Arranca la operación salida Semana Santa y la DGT ha previsto que habrá unos 14,6 millones de desplazamientos en nuestras carreteras. Si ya tienes preparada tu escapada, además de conocer las nuevas sanciones y multas que ha introducido la reciente Ley de Tráfico, ya sabes que la DGT pone estos días más énfasis en la vigilancia y el control de las carreteras, ya que detrás de la velocidad inadecuada o excesiva están uno de cada tres accidentes mortales.

Por eso, para la realización de labores de vigilancia, esta Semana Santa la DGT cuenta con un total de 13 helicópteros, 216 cámaras para controlar que llevamos abrochado el cinturón y no utilizamos el móvil mientras conducimos, 39 drones de vigilancia, 780 radares fijos, 545 radares móviles y 92 radares de tramo.

La ubicación de los radares, excepto la de los móviles, está señalizada en la carretera y disponible en la propia web de la DGT. Además, existen diferentes tipos de dispositivos capaces de avisar, detectar o, incluso, inutilizar, la acción de los radares, pero no todos son legales. Según la nueva Ley de Tráfico, llevar un avisador de radar en el coche, que alerta de la ubicación de los controles de velocidad fijos y de tramo, los sitúa en el mapa y avisa sobre la proximidad de los mismos, sí es legal y no acarrea multa alguna.

Apps, detectores e inhibidores

Este avisador puede ser una aplicación móvil (Waze, CamSam, SocialDrive, etc), pero solo podrás hacer uso de ella esta Semana Santa si llevas el teléfono debidamente apoyado en un soporte homologado y no lo manipulas durante la conducción, ya que sujetar el smartphone en la mano mientras vas al volante resta seis puntos y supone una multa de 200 euros.

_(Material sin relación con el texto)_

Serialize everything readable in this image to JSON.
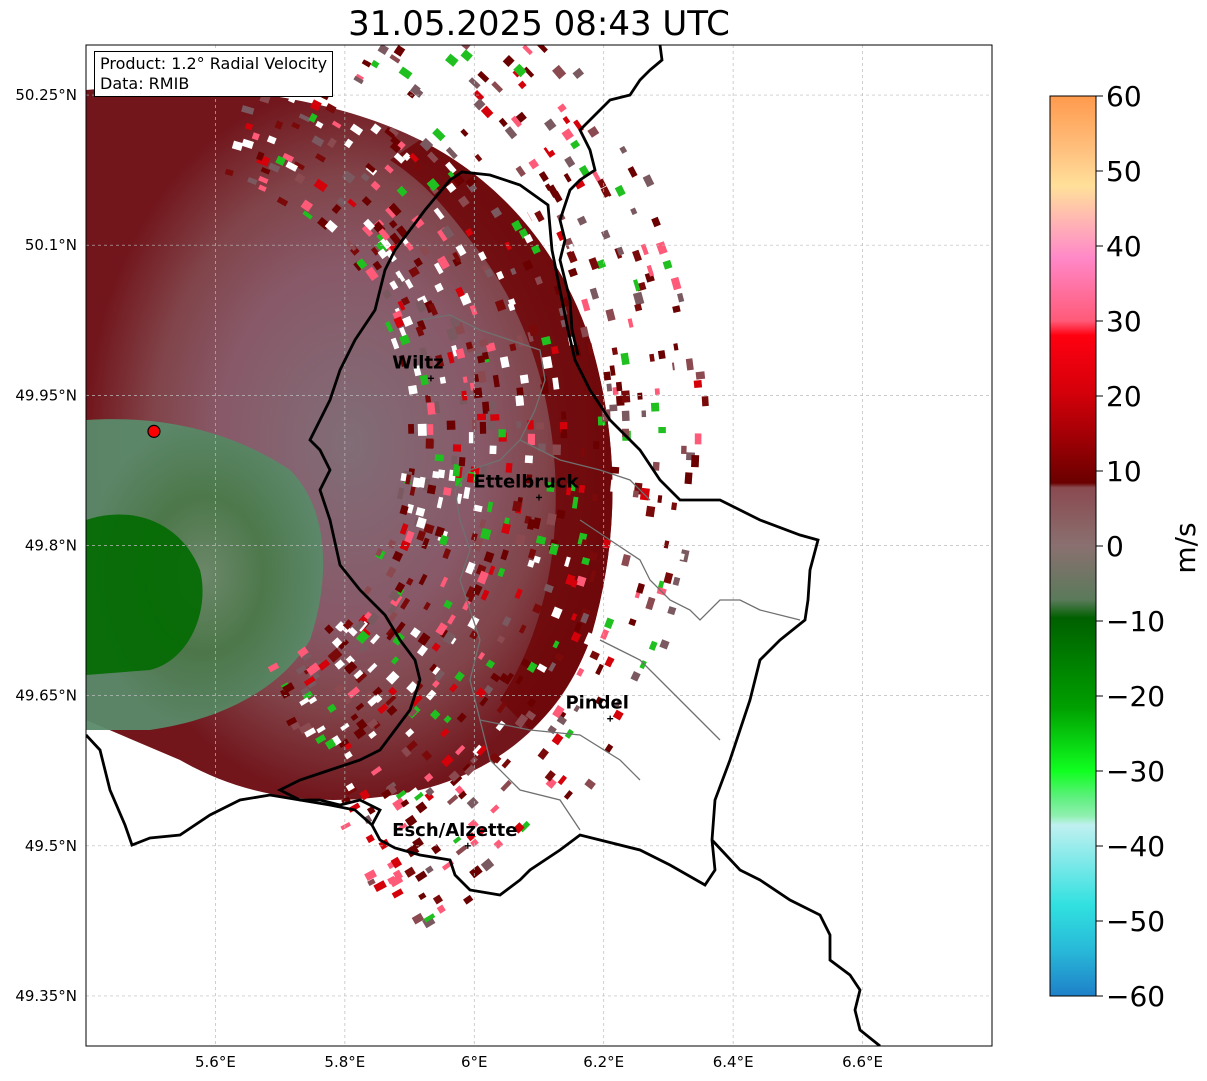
{
  "title": "31.05.2025 08:43 UTC",
  "info": {
    "product": "Product: 1.2° Radial Velocity",
    "data": "Data: RMIB"
  },
  "axes": {
    "lon_ticks": [
      "5.6°E",
      "5.8°E",
      "6°E",
      "6.2°E",
      "6.4°E",
      "6.6°E"
    ],
    "lat_ticks": [
      "50.25°N",
      "50.1°N",
      "49.95°N",
      "49.8°N",
      "49.65°N",
      "49.5°N",
      "49.35°N"
    ],
    "lon_range": [
      5.4,
      6.8
    ],
    "lat_range": [
      49.3,
      50.3
    ],
    "grid": true
  },
  "cities": [
    {
      "name": "Wiltz",
      "lon": 5.933,
      "lat": 49.967
    },
    {
      "name": "Ettelbruck",
      "lon": 6.1,
      "lat": 49.848
    },
    {
      "name": "Pindel",
      "lon": 6.21,
      "lat": 49.627
    },
    {
      "name": "Esch/Alzette",
      "lon": 5.99,
      "lat": 49.5
    }
  ],
  "radar_site": {
    "lon": 5.505,
    "lat": 49.914
  },
  "colorbar": {
    "unit": "m/s",
    "min": -60,
    "max": 60,
    "tick_labels": [
      "60",
      "50",
      "40",
      "30",
      "20",
      "10",
      "0",
      "−10",
      "−20",
      "−30",
      "−40",
      "−50",
      "−60"
    ],
    "colors_hex": {
      "strong_positive": "#ff9a4d",
      "mid_positive": "#e8000a",
      "low_positive": "#7a0000",
      "near_zero_pos": "#8a5a60",
      "near_zero_neg": "#5f8a5f",
      "low_negative": "#006a00",
      "mid_negative": "#20e020",
      "strong_negative": "#1e8cc8"
    }
  },
  "icons": {
    "radar": "red-circle-marker",
    "city": "plus-marker"
  }
}
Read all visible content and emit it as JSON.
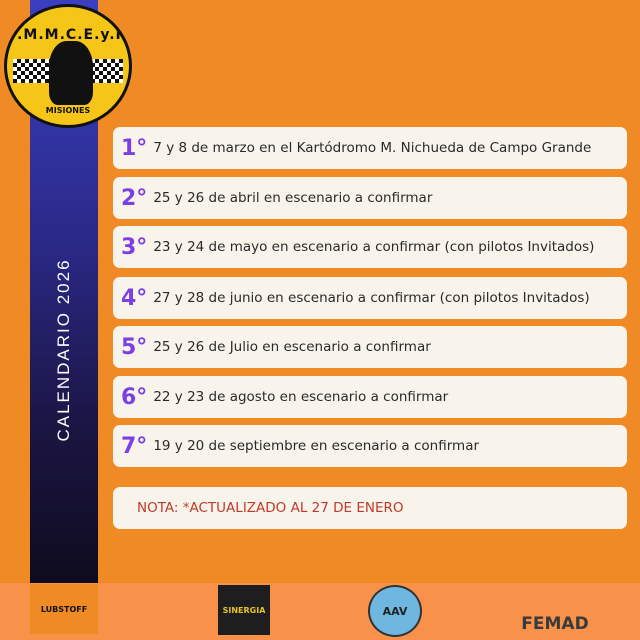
{
  "logo": {
    "top_text": "F.M.M.C.E.y.K",
    "bottom_text": "MISIONES"
  },
  "sidebar": {
    "title": "CALENDARIO 2026"
  },
  "events": [
    {
      "num": "1°",
      "text": "7 y 8 de marzo en el Kartódromo M. Nichueda de Campo Grande"
    },
    {
      "num": "2°",
      "text": "25 y 26 de abril en escenario a confirmar"
    },
    {
      "num": "3°",
      "text": "23 y 24 de mayo en escenario a confirmar (con pilotos Invitados)"
    },
    {
      "num": "4°",
      "text": "27 y 28 de junio en escenario a confirmar (con pilotos Invitados)"
    },
    {
      "num": "5°",
      "text": "25 y 26 de Julio en escenario a confirmar"
    },
    {
      "num": "6°",
      "text": "22 y 23 de agosto en escenario a confirmar"
    },
    {
      "num": "7°",
      "text": "19 y 20 de septiembre en escenario a confirmar"
    }
  ],
  "note": "NOTA: *ACTUALIZADO AL 27 DE ENERO",
  "sponsors": [
    "LUBSTOFF",
    "SINERGIA",
    "AAV",
    "FEMAD"
  ],
  "colors": {
    "background": "#f08a24",
    "number": "#7b3fe4",
    "card": "#f8f4ec",
    "note": "#c0392b"
  }
}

Muy distinto es llevar un detector de radar en el coche. Se trata de un dispositivo que detecta y localiza los radares próximos y cuyo radio de acción depende de las prestaciones del aparato. La nueva ley no solo sanciona la utilización de este dispositivo sino el simple hecho de llevarlo en el vehículo. En concreto, se multará con 500 euros y tres puntos menos en el carné.

También está totalmente prohibido llevar un inhibidor de radar en el coche y puede acarrear la máxima pena, tanto para el conductor del vehículo como para el taller que ha instalado el dispositivo. Este aparato rastrea los radares y anula su funcionamiento. Utilizarlo está sancionado con una multa de hasta 6.000 euros y 6 puntos. Además, el taller que lo instale puede ser multado con hasta 30.000 euros.

Precisamente, 6.000 euros de multa y la retirada de seis puntos del carné es la sanción que tendrá que afrontar el conductor de un Ferrari que fue detectado hace solo unos días por los Mossos d’Esquadra con un inhibidor de radar a bordo del vehículo. Tenía cuatro antenas camufladas, el interruptor para anular los radares bajo el volante y al aparato instalado en el portavasos.